Pour ce qui est d’Actiris, je vous renvoie à ma réponse à votre
question n° 1449.
Enfin, en ce qui concerne Bruxelles Économie et Emploi, je
vous invite à adresser votre question à la secrétaire d’État chargée
de cette compétence, Mme Fadila Laanan.

7. Guy Vanhengel

Nous référons à la réponse qui sera donnée par la
secrétaire d’État en charge de la Fonction publique, de la Propreté
publique, de la Recherche scientifique et des Insfrastructures
sportives communales.

Je peux communiquer qu’il n’y a pas d’institutions d’intérêt
public qui ressortent de mes compétences.

8. Rudi Vervoort

Il ne pourrait être établi, dans les administrations
régionales, de statistiques relatives au port du voile ou autres
signes convictionnels prétendument « ostentatoires ou très
visibles », parce qu’un tel recensement porterait, comme le
confirme Unia, sur les convictions religieuses des membres du
personnel, ce qui est interdit par la loi.

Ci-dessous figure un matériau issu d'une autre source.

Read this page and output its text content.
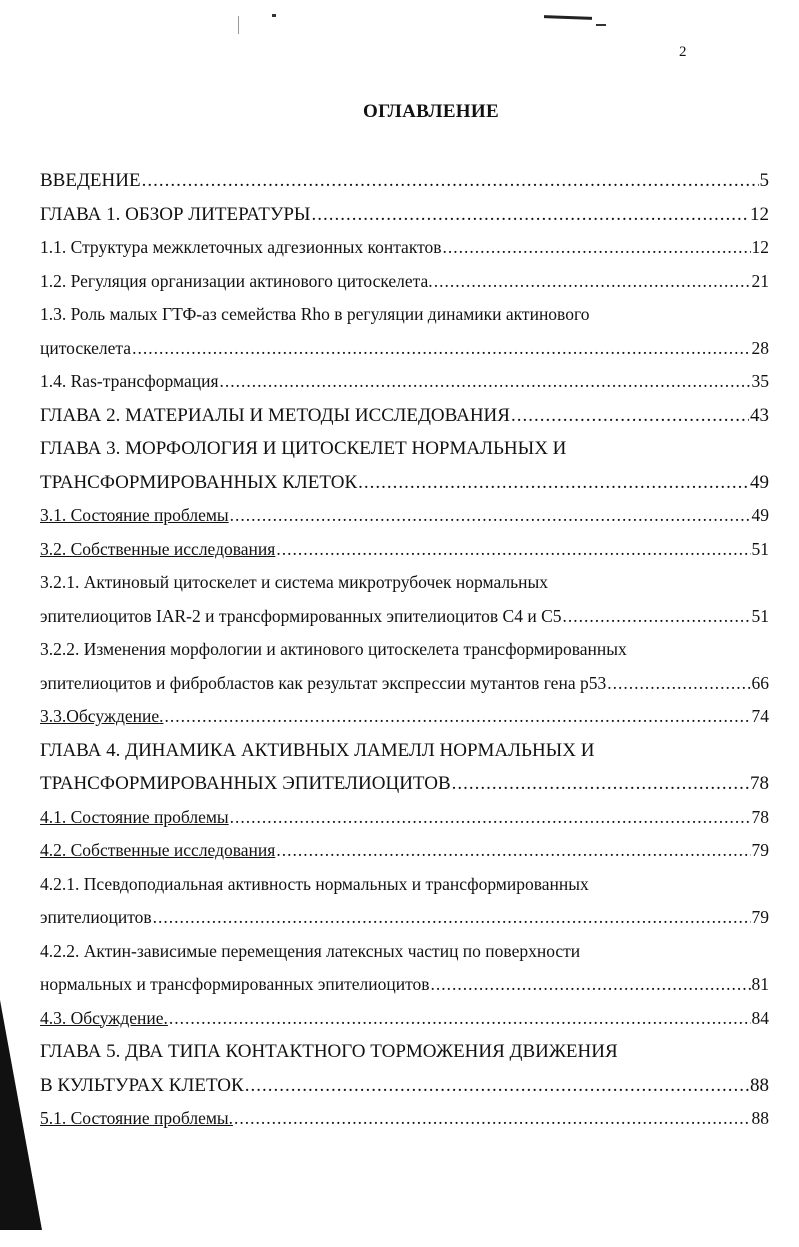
2
ОГЛАВЛЕНИЕ
ВВЕДЕНИЕ .....	5
ГЛАВА 1. ОБЗОР ЛИТЕРАТУРЫ .....	12
1.1. Структура межклеточных адгезионных контактов .....	12
1.2. Регуляция организации актинового цитоскелета. .....	21
1.3. Роль малых ГТФ-аз семейства Rho в регуляции динамики актинового
цитоскелета .....	28
1.4. Ras-трансформация .....	35
ГЛАВА 2. МАТЕРИАЛЫ И МЕТОДЫ ИССЛЕДОВАНИЯ .....	43
ГЛАВА 3. МОРФОЛОГИЯ И ЦИТОСКЕЛЕТ НОРМАЛЬНЫХ И
ТРАНСФОРМИРОВАННЫХ КЛЕТОК .....	49
3.1. Состояние проблемы .....	49
3.2. Собственные исследования .....	51
3.2.1. Актиновый цитоскелет и система микротрубочек нормальных
эпителиоцитов IAR-2 и трансформированных эпителиоцитов С4 и С5 .....	51
3.2.2. Изменения морфологии и актинового цитоскелета трансформированных
эпителиоцитов и фибробластов как результат экспрессии мутантов гена p53 .....	66
3.3.Обсуждение. .....	74
ГЛАВА 4. ДИНАМИКА АКТИВНЫХ ЛАМЕЛЛ НОРМАЛЬНЫХ И
ТРАНСФОРМИРОВАННЫХ ЭПИТЕЛИОЦИТОВ .....	78
4.1. Состояние проблемы .....	78
4.2. Собственные исследования .....	79
4.2.1. Псевдоподиальная активность нормальных и трансформированных
эпителиоцитов .....	79
4.2.2. Актин-зависимые перемещения латексных частиц по поверхности
нормальных и трансформированных эпителиоцитов .....	81
4.3. Обсуждение. .....	84
ГЛАВА 5. ДВА ТИПА КОНТАКТНОГО ТОРМОЖЕНИЯ ДВИЖЕНИЯ
В КУЛЬТУРАХ КЛЕТОК .....	88
5.1. Состояние проблемы. .....	88
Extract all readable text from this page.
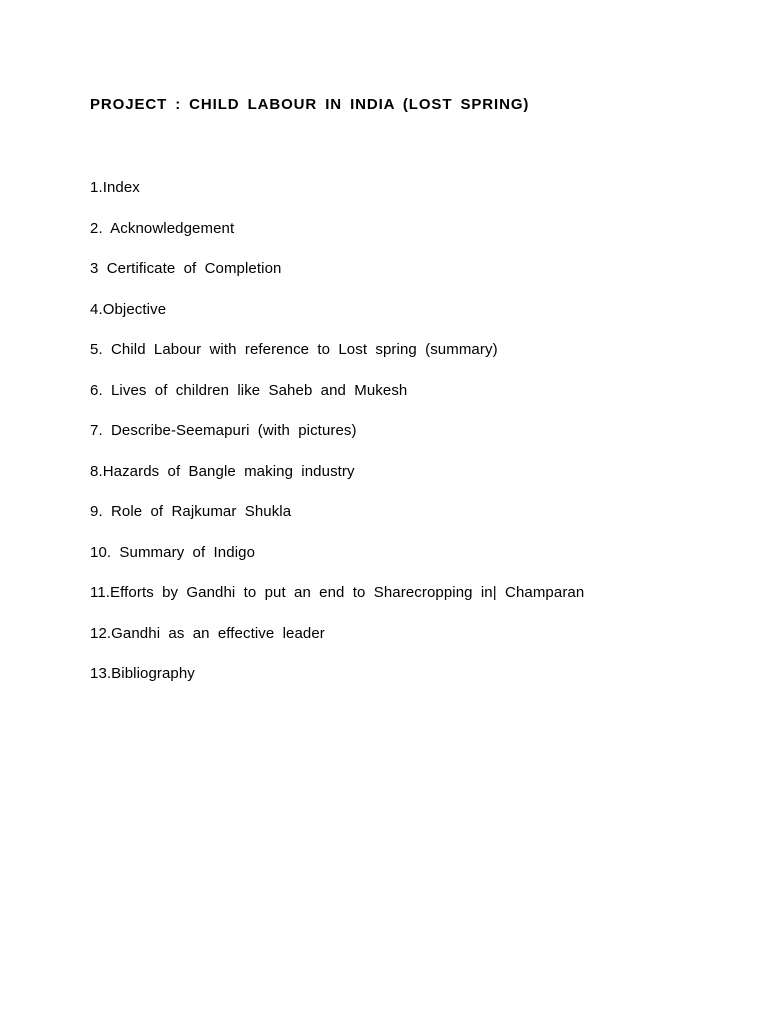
PROJECT : CHILD LABOUR IN INDIA (LOST SPRING)
1.Index
2. Acknowledgement
3 Certificate of Completion
4.Objective
5. Child Labour with reference to Lost spring (summary)
6. Lives of children like Saheb and Mukesh
7. Describe-Seemapuri (with pictures)
8.Hazards of Bangle making industry
9. Role of Rajkumar Shukla
10. Summary of Indigo
11.Efforts by Gandhi to put an end to Sharecropping in| Champaran
12.Gandhi as an effective leader
13.Bibliography
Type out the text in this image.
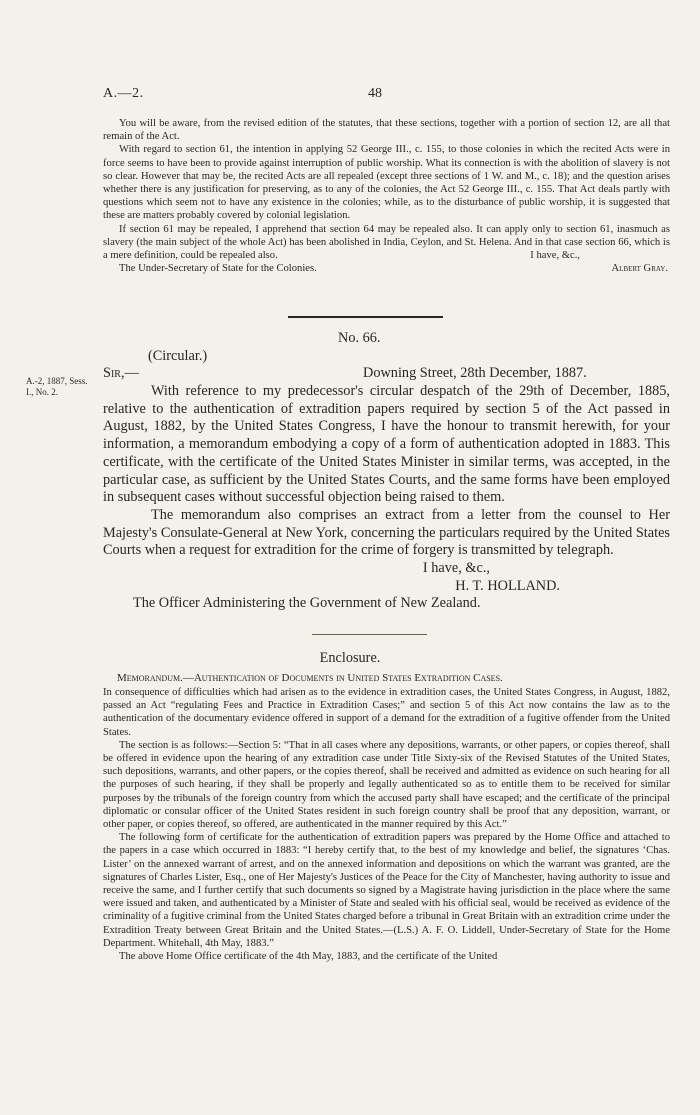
A.—2.	48

You will be aware, from the revised edition of the statutes, that these sections, together with a portion of section 12, are all that remain of the Act.

With regard to section 61, the intention in applying 52 George III., c. 155, to those colonies in which the recited Acts were in force seems to have been to provide against interruption of public worship. What its connection is with the abolition of slavery is not so clear. However that may be, the recited Acts are all repealed (except three sections of 1 W. and M., c. 18); and the question arises whether there is any justification for preserving, as to any of the colonies, the Act 52 George III., c. 155. That Act deals partly with questions which seem not to have any existence in the colonies; while, as to the disturbance of public worship, it is suggested that these are matters probably covered by colonial legislation.

If section 61 may be repealed, I apprehend that section 64 may be repealed also. It can apply only to section 61, inasmuch as slavery (the main subject of the whole Act) has been abolished in India, Ceylon, and St. Helena. And in that case section 66, which is a mere definition, could be repealed also.	I have, &c.,
The Under-Secretary of State for the Colonies.	Albert Gray.
No. 66.
(Circular.)
Sir,—	Downing Street, 28th December, 1887.
A.-2, 1887, Sess. I., No. 2.	With reference to my predecessor's circular despatch of the 29th of December, 1885, relative to the authentication of extradition papers required by section 5 of the Act passed in August, 1882, by the United States Congress, I have the honour to transmit herewith, for your information, a memorandum embodying a copy of a form of authentication adopted in 1883. This certificate, with the certificate of the United States Minister in similar terms, was accepted, in the particular case, as sufficient by the United States Courts, and the same forms have been employed in subsequent cases without successful objection being raised to them.

The memorandum also comprises an extract from a letter from the counsel to Her Majesty's Consulate-General at New York, concerning the particulars required by the United States Courts when a request for extradition for the crime of forgery is transmitted by telegraph.

I have, &c.,
H. T. HOLLAND.
The Officer Administering the Government of New Zealand.
Enclosure.
Memorandum.—Authentication of Documents in United States Extradition Cases.

In consequence of difficulties which had arisen as to the evidence in extradition cases, the United States Congress, in August, 1882, passed an Act “regulating Fees and Practice in Extradition Cases;” and section 5 of this Act now contains the law as to the authentication of the documentary evidence offered in support of a demand for the extradition of a fugitive offender from the United States.

The section is as follows:—Section 5: “That in all cases where any depositions, warrants, or other papers, or copies thereof, shall be offered in evidence upon the hearing of any extradition case under Title Sixty-six of the Revised Statutes of the United States, such depositions, warrants, and other papers, or the copies thereof, shall be received and admitted as evidence on such hearing for all the purposes of such hearing, if they shall be properly and legally authenticated so as to entitle them to be received for similar purposes by the tribunals of the foreign country from which the accused party shall have escaped; and the certificate of the principal diplomatic or consular officer of the United States resident in such foreign country shall be proof that any deposition, warrant, or other paper, or copies thereof, so offered, are authenticated in the manner required by this Act.”

The following form of certificate for the authentication of extradition papers was prepared by the Home Office and attached to the papers in a case which occurred in 1883: “I hereby certify that, to the best of my knowledge and belief, the signatures ‘Chas. Lister’ on the annexed warrant of arrest, and on the annexed information and depositions on which the warrant was granted, are the signatures of Charles Lister, Esq., one of Her Majesty's Justices of the Peace for the City of Manchester, having authority to issue and receive the same, and I further certify that such documents so signed by a Magistrate having jurisdiction in the place where the same were issued and taken, and authenticated by a Minister of State and sealed with his official seal, would be received as evidence of the criminality of a fugitive criminal from the United States charged before a tribunal in Great Britain with an extradition crime under the Extradition Treaty between Great Britain and the United States.—(L.S.) A. F. O. Liddell, Under-Secretary of State for the Home Department. Whitehall, 4th May, 1883.”

The above Home Office certificate of the 4th May, 1883, and the certificate of the United
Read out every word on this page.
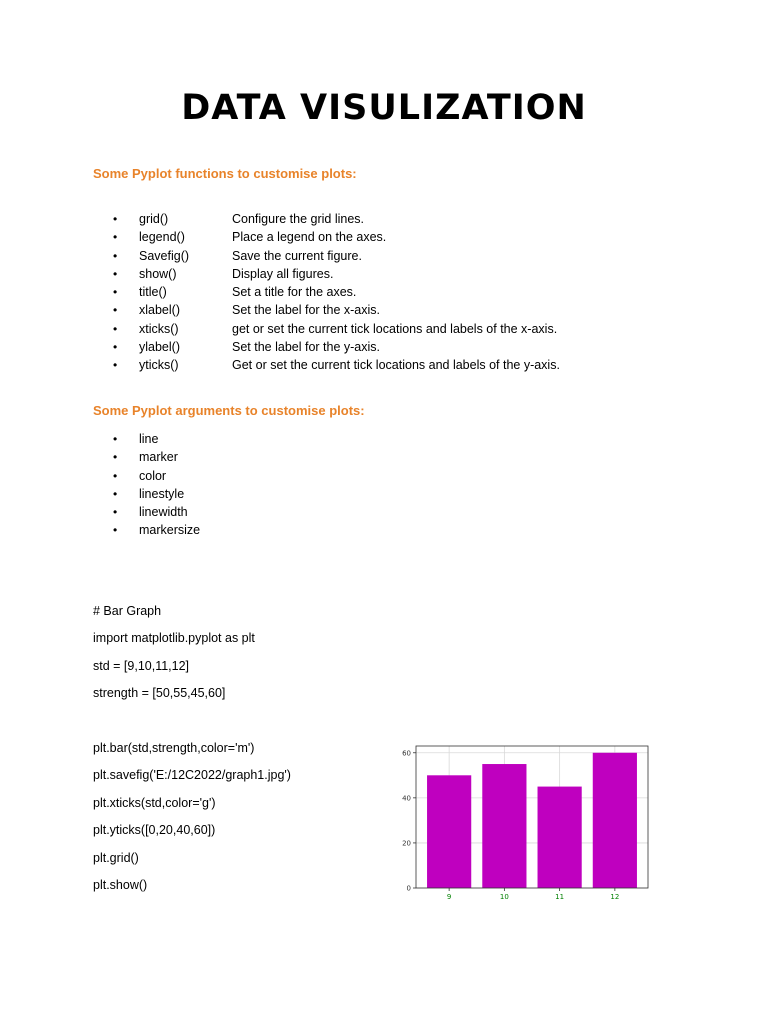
DATA VISULIZATION
Some Pyplot functions to customise plots:
• grid()	Configure the grid lines.
• legend()	Place a legend on the axes.
• Savefig()	Save the current figure.
• show()	Display all figures.
• title()	Set a title for the axes.
• xlabel()	Set the label for the x-axis.
• xticks()	get or set the current tick locations and labels of the x-axis.
• ylabel()	Set the label for the y-axis.
• yticks()	Get or set the current tick locations and labels of the y-axis.
Some Pyplot arguments to customise plots:
• line
• marker
• color
• linestyle
• linewidth
• markersize
# Bar Graph
import matplotlib.pyplot as plt
std = [9,10,11,12]
strength = [50,55,45,60]
plt.bar(std,strength,color='m')
plt.savefig('E:/12C2022/graph1.jpg')
plt.xticks(std,color='g')
plt.yticks([0,20,40,60])
plt.grid()
plt.show()	0
20
40
60
9	10	11	12
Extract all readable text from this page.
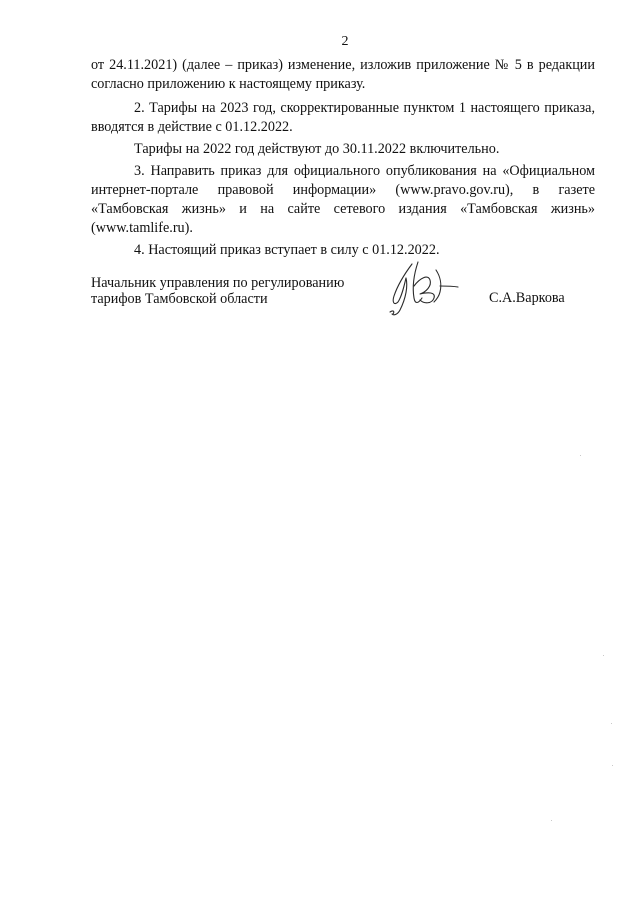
2

от 24.11.2021) (далее – приказ) изменение, изложив приложение № 5 в редакции согласно приложению к настоящему приказу.

2. Тарифы на 2023 год, скорректированные пунктом 1 настоящего приказа, вводятся в действие с 01.12.2022.

Тарифы на 2022 год действуют до 30.11.2022 включительно.

3. Направить приказ для официального опубликования на «Официальном интернет-портале правовой информации» (www.pravo.gov.ru), в газете «Тамбовская жизнь» и на сайте сетевого издания «Тамбовская жизнь» (www.tamlife.ru).

4. Настоящий приказ вступает в силу с 01.12.2022.

Начальник управления по регулированию
тарифов Тамбовской области	С.А.Варкова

L’article 9.1 du règlement (UE) 2016/679 du Parlement
européen et du Conseil du 27 avril 2016 relatif à la protection
des personnes physiques à l’égard du traitement des données
à caractère personnel et à la libre circulation de ces données
(RGPD) et abrogeant la directive 95/46/CE stipule clairement
que :

Le traitement des données à caractère personnel qui révèle
l’origine raciale ou ethnique, les opinions politiques, les
convictions religieuses ou philosophiques ou l’appartenance
syndicale, ainsi que le traitement des données génétiques,
des données biométriques aux fins d’identifier une personne
physique de manière unique, des données concernant la santé ou
des données concernant la vie sexuelle ou l’orientation sexuelle
d’une personne physique sont interdits.

Ce règlement est directement applicable dans tous les États
membres de l’Union européenne.

Les exceptions admises à l’article susmentionné sont, quant
à elles, strictement encadrées dans la loi du 30 juillet 2018
relative à la protection des personnes physiques à l’égard des
traitements de données à caractère personnel, qui transpose le
RGPD dans le droit belge.

Les conditions exceptionnelles prévues, notamment en son
article 34, ne permettent pas non plus la tenue de statistiques
relatives aux convictions philosophiques ou religieuses des
fonctionnaires, que ces convictions soient manifestées ou non
par des signes prétendument « ostentatoires ou très visibles »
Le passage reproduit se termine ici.